# I Was An Abused Troll



## Durango (Nov 13, 2008)

The latest best seller is now going to become a movie called I Was An Abused Troll. Get your copy of the book before Christmas.


----------



## Gabriel Gray (Nov 13, 2008)

You'll feel right at home here, we have plenty of trolls on this forum.


----------



## flashgordon (Nov 13, 2008)

Looks like you already know your way around forums. Welcome.


----------



## Sam (Nov 13, 2008)

Welcome to the forum, Durango.


----------



## Triquediqual (Nov 13, 2008)

Hola! Bienvenidos!


----------



## Nickie (Nov 13, 2008)

Hi there, and welcome to the forum!


Nickie


----------



## Durango (Nov 14, 2008)

*Religion Is Manmade Jesus Is Very Real*



Triquediqual said:


> Hola! Bienvenidos!


 
For many that assume their is no God or doubt he exists. But it is not religious people need. It is a relationship with the living saviour Jesus Christ. Many cannot understand this unless they are truly born again and filled with the Holy Ghost and anointed.
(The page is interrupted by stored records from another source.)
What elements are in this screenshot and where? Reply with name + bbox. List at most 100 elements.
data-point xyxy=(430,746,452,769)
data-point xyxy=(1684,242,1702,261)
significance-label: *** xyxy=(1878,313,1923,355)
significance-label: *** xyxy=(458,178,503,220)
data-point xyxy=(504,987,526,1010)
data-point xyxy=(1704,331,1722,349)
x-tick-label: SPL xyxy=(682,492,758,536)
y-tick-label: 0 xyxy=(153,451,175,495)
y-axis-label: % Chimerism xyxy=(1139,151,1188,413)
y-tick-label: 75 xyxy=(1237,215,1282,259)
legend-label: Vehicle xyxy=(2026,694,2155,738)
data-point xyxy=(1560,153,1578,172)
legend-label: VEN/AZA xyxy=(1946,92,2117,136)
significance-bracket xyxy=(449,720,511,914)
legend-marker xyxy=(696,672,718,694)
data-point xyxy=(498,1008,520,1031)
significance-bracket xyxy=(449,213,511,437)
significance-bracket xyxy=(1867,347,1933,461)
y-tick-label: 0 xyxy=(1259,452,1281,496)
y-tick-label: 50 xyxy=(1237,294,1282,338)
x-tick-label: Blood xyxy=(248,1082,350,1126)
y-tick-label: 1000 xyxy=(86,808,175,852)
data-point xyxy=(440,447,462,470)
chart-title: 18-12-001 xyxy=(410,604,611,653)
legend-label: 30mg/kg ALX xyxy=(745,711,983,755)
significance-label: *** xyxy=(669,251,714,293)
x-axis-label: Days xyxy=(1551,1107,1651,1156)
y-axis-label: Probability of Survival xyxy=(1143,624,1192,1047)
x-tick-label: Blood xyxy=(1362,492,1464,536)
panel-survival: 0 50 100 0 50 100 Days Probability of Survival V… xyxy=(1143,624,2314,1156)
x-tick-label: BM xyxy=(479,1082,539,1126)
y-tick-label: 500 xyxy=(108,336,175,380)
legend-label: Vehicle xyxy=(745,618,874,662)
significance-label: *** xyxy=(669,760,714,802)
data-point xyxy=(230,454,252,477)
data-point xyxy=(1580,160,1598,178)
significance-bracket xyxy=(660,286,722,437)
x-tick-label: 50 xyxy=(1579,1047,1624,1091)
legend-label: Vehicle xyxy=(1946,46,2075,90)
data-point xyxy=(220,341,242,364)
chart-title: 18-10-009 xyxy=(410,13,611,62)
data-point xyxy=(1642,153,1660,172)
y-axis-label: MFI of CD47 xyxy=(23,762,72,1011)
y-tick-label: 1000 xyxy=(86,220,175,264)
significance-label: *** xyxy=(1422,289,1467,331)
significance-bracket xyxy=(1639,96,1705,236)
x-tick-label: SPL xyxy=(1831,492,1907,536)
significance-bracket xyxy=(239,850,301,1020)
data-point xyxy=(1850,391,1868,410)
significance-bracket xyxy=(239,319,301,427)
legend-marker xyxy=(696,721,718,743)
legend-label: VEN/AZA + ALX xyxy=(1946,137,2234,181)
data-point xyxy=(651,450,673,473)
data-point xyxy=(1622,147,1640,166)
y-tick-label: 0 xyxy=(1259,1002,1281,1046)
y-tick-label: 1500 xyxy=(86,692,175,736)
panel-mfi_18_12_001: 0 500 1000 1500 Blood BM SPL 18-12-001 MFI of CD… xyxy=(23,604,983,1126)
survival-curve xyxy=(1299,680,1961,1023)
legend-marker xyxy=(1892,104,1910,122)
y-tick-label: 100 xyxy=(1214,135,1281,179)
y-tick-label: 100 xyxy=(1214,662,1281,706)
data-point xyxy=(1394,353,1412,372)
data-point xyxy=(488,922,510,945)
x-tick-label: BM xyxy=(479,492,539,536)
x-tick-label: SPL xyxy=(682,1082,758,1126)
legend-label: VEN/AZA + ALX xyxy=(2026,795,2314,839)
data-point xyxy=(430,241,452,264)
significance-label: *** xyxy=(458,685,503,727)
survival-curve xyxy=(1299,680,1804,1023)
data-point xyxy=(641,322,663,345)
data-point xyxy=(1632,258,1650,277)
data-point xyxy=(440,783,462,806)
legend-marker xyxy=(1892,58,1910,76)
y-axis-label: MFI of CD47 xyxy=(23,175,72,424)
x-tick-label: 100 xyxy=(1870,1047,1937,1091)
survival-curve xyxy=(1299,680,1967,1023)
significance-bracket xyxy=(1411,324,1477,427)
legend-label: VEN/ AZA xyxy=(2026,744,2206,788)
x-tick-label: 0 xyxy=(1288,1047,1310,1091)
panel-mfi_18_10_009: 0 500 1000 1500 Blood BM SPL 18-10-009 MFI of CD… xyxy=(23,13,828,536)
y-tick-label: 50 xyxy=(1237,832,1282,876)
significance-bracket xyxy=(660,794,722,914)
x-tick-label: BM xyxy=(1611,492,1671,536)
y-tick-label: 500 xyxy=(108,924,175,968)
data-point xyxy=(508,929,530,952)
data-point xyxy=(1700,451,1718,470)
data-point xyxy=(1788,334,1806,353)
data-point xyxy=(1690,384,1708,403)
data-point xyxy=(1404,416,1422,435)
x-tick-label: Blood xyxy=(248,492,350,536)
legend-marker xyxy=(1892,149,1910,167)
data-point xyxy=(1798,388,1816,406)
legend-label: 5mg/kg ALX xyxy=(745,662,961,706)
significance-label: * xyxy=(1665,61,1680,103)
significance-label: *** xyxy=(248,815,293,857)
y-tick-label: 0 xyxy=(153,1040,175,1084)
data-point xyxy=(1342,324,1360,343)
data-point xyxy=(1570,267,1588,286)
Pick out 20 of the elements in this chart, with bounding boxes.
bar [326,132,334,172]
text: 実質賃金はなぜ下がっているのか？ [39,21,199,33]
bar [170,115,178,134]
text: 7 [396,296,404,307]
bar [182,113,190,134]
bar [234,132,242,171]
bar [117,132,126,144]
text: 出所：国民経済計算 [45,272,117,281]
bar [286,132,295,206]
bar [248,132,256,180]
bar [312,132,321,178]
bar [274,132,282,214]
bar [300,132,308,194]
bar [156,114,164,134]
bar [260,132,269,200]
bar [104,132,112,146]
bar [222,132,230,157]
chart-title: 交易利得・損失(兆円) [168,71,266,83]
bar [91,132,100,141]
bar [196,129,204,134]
For someone to tell me there is no God and Jesus never existed because not only does he speak to me he has got my out of foreign countries when I should have ended up in jail for years. He has got me through backruptcy. Has provided money for me when I had no human means to turn to.

When someone says there is no God then why did Jesus fulfilled over 200 prophecies. Why is the economical collapse in earth right now mentioned in the new testament? Why are miracles taking place where the dead are raised, limbs grow on amputated body parts?


Think about that my friend


----------



## C.Gholy (Nov 14, 2008)

welcome aboard


----------



## wacker (Nov 14, 2008)

Welcome to the forum


wacker


----------



## Industrial (Nov 17, 2008)

hahahaha, this is why I read the intro thread.

You are very um eccentric. But welcome to the forums.


----------



## Tiamat (Nov 17, 2008)

Um... interesting introduction.  But welcome anyways.  Glad to have you.


----------



## Shinn (Nov 18, 2008)

Uh....hi there


----------